At this week’s FOMS in New York we had one over-arching topic that seemed to be of interest to every single participant: how to do adaptive bitrate streaming over HTTP for open codecs. On the first day, there was a general discussion about the advantages and disadvantages of adaptive HTTP streaming, while on the second day, we moved towards designing a solution for Ogg and WebM. While I didn’t attend all the discussions, I want to summarize the insights that I took out of the days in this blog post and the alternative implementation strategies that were came up with.
Use Cases for Adaptive HTTP Streaming
Streaming using RTP/RTSP has in the past been the main protocol to provide live video streams, either for broadcast or for real-time communication. It has been purpose-built for chunked video delivery and has features that many customers want, such as the ability to encrypt the stream, to tell players not to store the data, and to monitor the performance of the stream such that its bandwidth can be adapted. It has, however, also many disadvantages, not least that it goes over ports that normal firewalls block and thus is rather difficult to deploy, but also that it requires special server software, a client that speaks the protocol, and has a signalling overhead on the transport layer for adapting the stream.

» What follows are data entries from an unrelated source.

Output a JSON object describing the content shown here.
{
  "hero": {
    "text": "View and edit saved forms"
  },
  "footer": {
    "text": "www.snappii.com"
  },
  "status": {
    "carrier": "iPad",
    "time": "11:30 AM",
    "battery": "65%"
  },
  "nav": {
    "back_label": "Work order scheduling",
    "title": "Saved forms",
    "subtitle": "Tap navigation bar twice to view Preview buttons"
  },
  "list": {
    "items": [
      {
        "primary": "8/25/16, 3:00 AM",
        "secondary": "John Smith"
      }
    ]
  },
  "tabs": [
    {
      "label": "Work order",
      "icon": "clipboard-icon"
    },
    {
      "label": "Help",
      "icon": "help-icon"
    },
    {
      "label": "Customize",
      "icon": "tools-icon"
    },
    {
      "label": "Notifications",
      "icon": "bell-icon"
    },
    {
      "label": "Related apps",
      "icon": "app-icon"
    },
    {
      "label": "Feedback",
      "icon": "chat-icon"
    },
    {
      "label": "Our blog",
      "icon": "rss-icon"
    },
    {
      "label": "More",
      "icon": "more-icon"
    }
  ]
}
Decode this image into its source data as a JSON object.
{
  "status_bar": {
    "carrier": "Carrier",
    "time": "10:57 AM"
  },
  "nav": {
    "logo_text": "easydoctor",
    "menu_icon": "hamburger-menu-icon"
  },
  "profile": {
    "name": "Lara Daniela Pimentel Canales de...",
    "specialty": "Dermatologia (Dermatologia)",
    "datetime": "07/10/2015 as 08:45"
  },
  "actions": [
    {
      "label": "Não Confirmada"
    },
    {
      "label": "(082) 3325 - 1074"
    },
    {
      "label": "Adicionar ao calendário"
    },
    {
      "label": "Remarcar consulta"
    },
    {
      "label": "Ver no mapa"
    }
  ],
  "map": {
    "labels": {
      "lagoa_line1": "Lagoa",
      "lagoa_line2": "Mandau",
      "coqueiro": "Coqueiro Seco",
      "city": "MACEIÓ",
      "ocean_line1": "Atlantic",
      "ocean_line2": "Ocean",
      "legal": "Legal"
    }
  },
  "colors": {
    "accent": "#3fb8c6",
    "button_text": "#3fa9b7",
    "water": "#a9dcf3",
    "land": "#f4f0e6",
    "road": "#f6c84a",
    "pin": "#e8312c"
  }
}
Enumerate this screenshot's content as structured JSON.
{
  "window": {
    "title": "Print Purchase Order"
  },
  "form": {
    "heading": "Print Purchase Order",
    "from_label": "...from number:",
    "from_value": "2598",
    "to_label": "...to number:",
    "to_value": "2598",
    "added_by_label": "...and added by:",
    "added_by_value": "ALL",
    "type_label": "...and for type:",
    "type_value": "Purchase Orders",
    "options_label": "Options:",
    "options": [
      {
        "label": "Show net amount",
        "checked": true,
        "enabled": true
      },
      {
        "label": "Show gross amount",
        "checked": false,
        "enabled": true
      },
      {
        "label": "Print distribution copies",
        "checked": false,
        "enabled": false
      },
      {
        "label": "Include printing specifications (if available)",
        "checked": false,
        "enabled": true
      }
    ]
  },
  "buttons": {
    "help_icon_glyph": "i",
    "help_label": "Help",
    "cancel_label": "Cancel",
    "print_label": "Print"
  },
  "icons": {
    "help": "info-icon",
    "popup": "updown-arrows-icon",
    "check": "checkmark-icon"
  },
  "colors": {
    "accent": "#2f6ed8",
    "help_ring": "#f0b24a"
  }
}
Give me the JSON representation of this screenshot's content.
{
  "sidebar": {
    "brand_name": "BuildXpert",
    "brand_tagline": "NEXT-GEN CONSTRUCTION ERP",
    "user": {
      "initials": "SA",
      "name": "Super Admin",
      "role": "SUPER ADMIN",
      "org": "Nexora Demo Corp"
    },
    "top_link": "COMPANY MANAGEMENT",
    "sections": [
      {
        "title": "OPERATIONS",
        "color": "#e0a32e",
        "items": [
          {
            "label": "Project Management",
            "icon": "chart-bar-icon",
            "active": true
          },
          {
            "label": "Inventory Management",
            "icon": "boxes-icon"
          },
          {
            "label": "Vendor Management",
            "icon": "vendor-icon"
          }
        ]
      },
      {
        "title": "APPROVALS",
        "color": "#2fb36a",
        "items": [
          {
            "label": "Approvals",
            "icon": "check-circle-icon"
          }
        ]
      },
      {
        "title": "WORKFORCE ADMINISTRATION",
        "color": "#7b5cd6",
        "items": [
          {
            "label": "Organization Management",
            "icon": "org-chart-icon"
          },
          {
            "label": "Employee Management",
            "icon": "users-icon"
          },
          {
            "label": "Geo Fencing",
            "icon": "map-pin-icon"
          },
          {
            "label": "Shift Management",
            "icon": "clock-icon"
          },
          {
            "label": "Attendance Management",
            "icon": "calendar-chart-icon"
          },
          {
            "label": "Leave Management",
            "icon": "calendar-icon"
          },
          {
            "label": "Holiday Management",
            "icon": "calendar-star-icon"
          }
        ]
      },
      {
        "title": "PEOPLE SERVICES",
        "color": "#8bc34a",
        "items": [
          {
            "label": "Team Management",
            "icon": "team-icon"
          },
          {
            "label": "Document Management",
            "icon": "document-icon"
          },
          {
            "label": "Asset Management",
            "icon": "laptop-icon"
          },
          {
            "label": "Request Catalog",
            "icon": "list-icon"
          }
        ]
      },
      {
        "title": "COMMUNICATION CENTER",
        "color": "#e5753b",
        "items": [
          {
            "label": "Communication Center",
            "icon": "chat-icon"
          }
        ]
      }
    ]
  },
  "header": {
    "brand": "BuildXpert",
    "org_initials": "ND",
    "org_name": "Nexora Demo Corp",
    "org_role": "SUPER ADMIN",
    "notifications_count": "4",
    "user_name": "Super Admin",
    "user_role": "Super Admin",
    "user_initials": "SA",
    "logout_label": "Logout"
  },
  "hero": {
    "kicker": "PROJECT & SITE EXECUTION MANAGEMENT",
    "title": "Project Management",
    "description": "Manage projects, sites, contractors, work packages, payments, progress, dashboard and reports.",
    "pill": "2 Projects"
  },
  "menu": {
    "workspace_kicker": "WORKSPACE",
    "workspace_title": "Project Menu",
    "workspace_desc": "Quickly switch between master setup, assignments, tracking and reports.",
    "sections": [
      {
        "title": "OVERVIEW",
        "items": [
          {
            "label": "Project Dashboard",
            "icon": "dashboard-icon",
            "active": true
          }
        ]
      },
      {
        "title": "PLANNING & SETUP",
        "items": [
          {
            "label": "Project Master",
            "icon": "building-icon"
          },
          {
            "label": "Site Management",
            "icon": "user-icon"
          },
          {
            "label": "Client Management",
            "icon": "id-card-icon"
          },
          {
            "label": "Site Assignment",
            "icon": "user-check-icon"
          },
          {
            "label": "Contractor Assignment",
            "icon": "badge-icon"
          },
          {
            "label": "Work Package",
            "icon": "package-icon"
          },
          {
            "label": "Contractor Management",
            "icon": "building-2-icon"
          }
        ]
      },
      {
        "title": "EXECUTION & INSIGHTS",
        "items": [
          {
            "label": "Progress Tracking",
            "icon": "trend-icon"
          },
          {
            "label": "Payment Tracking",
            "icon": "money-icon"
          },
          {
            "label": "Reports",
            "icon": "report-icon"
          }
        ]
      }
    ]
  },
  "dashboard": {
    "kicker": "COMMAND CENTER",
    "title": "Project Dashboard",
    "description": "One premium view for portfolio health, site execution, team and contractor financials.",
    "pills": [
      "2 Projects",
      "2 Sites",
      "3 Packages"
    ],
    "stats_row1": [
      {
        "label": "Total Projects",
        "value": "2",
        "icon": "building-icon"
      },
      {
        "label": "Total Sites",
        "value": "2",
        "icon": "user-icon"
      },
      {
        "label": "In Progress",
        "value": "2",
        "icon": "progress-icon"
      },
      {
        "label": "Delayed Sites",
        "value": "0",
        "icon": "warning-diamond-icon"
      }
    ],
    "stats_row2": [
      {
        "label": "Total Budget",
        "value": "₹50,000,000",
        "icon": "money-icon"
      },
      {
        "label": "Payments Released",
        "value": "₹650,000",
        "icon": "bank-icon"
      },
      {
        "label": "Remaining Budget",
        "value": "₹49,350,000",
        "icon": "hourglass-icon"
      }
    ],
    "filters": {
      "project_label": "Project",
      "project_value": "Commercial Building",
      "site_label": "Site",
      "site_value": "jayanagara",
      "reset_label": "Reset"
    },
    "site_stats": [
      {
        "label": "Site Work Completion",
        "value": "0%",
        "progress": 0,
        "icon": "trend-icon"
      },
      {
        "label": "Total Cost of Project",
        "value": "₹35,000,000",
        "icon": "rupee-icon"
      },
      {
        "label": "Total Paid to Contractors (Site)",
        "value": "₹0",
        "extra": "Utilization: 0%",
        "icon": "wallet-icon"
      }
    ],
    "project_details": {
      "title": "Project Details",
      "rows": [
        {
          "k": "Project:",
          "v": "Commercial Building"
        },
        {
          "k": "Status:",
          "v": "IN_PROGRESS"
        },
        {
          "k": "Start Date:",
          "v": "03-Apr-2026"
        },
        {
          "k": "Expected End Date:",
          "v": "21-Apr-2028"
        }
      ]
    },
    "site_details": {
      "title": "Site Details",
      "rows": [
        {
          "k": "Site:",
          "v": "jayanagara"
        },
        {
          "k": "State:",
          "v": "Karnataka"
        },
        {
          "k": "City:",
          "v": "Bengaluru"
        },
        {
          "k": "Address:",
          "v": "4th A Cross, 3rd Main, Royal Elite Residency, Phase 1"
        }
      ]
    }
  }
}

RTP/RTSP has been invented to allow for high quality of service video consumption. In the last 10 years, however, it has become the norm to consume “canned” video (i.e. non-live video) over HTTP, making use of the byte-range request functionality of HTTP for seeking. While methods have been created to estimate the size of a pre-buffer before starting to play back in order to achieve continuous playback based on the bandwidth of your pipe at the beginning of downloading, not much can be done when one runs out of pre-buffer in the middle of playback or when the CPU on the machine doesn’t manage to catch up with decoding of the sheer amount of video data: your playback stops to go into re-buffering in the first case and starts to become choppy in the latter case.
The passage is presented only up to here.